Malham hopes to make another Chicago hero series, which will likely include Our Lady of Namur’s sister Dorothy Strang, who was murdered in Brazil in 2005, and who taught in several Archdiocesan schools.
“It’s pretty neat, the channel just keeps getting bigger the way all these great Catholic lives are tied together,” he said.
Malham also introduces Jean Baptiste Point du Sable, Chicago’s first non-native resident.
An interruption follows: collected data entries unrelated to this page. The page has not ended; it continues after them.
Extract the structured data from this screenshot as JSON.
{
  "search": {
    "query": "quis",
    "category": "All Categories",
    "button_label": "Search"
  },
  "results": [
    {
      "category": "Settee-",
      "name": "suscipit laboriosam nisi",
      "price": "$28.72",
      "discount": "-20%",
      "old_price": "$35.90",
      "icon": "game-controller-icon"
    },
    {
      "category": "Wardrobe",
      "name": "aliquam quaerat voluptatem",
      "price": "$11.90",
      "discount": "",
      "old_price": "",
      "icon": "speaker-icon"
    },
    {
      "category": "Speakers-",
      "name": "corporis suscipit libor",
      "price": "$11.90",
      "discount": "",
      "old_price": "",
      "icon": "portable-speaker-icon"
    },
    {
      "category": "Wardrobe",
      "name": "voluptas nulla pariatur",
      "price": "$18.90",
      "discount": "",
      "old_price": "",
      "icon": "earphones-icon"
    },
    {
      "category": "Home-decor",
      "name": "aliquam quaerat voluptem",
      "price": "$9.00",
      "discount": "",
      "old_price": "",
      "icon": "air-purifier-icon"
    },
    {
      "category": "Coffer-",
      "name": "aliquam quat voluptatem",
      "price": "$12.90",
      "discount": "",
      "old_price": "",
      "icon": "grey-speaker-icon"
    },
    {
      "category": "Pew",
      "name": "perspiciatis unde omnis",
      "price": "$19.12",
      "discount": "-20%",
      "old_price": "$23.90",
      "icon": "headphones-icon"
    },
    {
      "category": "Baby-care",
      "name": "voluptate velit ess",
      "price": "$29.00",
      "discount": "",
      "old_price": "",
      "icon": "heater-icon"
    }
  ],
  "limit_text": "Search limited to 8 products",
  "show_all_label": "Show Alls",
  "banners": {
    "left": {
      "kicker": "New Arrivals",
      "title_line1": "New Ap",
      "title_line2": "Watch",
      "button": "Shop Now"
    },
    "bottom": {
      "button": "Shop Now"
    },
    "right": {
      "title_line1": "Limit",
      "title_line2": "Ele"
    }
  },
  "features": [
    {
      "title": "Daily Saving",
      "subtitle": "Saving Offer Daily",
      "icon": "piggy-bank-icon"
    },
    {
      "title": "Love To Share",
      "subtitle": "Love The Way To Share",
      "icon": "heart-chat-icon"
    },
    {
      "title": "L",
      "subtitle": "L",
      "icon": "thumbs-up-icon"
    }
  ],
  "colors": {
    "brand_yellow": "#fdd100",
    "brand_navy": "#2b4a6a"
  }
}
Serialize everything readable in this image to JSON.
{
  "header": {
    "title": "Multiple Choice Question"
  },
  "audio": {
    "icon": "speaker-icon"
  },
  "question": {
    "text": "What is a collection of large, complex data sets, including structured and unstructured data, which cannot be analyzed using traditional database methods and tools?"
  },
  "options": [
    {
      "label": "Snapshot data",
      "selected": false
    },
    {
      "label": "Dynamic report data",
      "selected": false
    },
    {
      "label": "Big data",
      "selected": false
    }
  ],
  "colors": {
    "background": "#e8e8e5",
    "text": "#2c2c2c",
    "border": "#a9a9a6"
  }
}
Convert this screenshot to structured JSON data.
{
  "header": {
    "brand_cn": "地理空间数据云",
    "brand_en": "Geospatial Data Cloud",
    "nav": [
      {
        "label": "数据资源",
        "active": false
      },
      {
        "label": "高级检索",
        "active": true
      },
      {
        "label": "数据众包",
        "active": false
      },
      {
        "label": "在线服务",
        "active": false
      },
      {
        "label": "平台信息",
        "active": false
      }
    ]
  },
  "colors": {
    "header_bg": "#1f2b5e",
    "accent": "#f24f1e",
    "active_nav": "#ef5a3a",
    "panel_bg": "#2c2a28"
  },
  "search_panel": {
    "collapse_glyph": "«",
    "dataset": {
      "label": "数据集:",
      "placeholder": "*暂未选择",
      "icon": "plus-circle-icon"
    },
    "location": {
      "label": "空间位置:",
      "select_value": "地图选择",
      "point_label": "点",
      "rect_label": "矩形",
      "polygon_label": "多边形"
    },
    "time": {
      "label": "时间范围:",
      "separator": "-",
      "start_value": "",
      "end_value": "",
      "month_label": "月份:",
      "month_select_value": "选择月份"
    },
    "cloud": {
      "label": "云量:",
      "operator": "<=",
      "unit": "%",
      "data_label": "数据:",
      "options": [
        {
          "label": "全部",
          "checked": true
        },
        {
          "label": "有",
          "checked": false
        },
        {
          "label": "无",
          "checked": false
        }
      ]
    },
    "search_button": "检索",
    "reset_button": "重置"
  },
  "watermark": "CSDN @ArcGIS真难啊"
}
âObviously he didn’t live a heroic life of holiness like Augustus Tolton, but they say he was very fair and honest and treated the native people with great integrity,â he said. he declares. “This is heroic Catholicism at work.”
Another Chicago hero is Mother Teresa Dudzik, founder of the Franciscan Sisters of Chicago, who died in 1918 and a pioneer in the care of the elderly and people with special needs.
âI think this is a story that young people, in particular, need to hear, because it is the communion of saints that advances the faith. These are the stories of who we were and it becomes the story of who we are going to be in the future, âhe said.
“We have men, women, people of color who all have in common that they have followed Christ and proclaimed the cross,” he said, adding that he wanted to make a series that exhibits “the magnificence total of ordinary people who lived in our archdiocese. “
The parish priest of Mary Mother of God purchased a set from the Chicago series to hang on the walls of the parish soup kitchen at St. Thomas of Canterbury Church, Malham said. He hopes schools will buy the series as a teaching and evangelism tool.
âI hope that somehow they end up in schools because nothing teaches like pictures,â he said. “God really approaches us with beauty first, and I think these pictures are hopefully beautiful, but their stories are also beautiful.”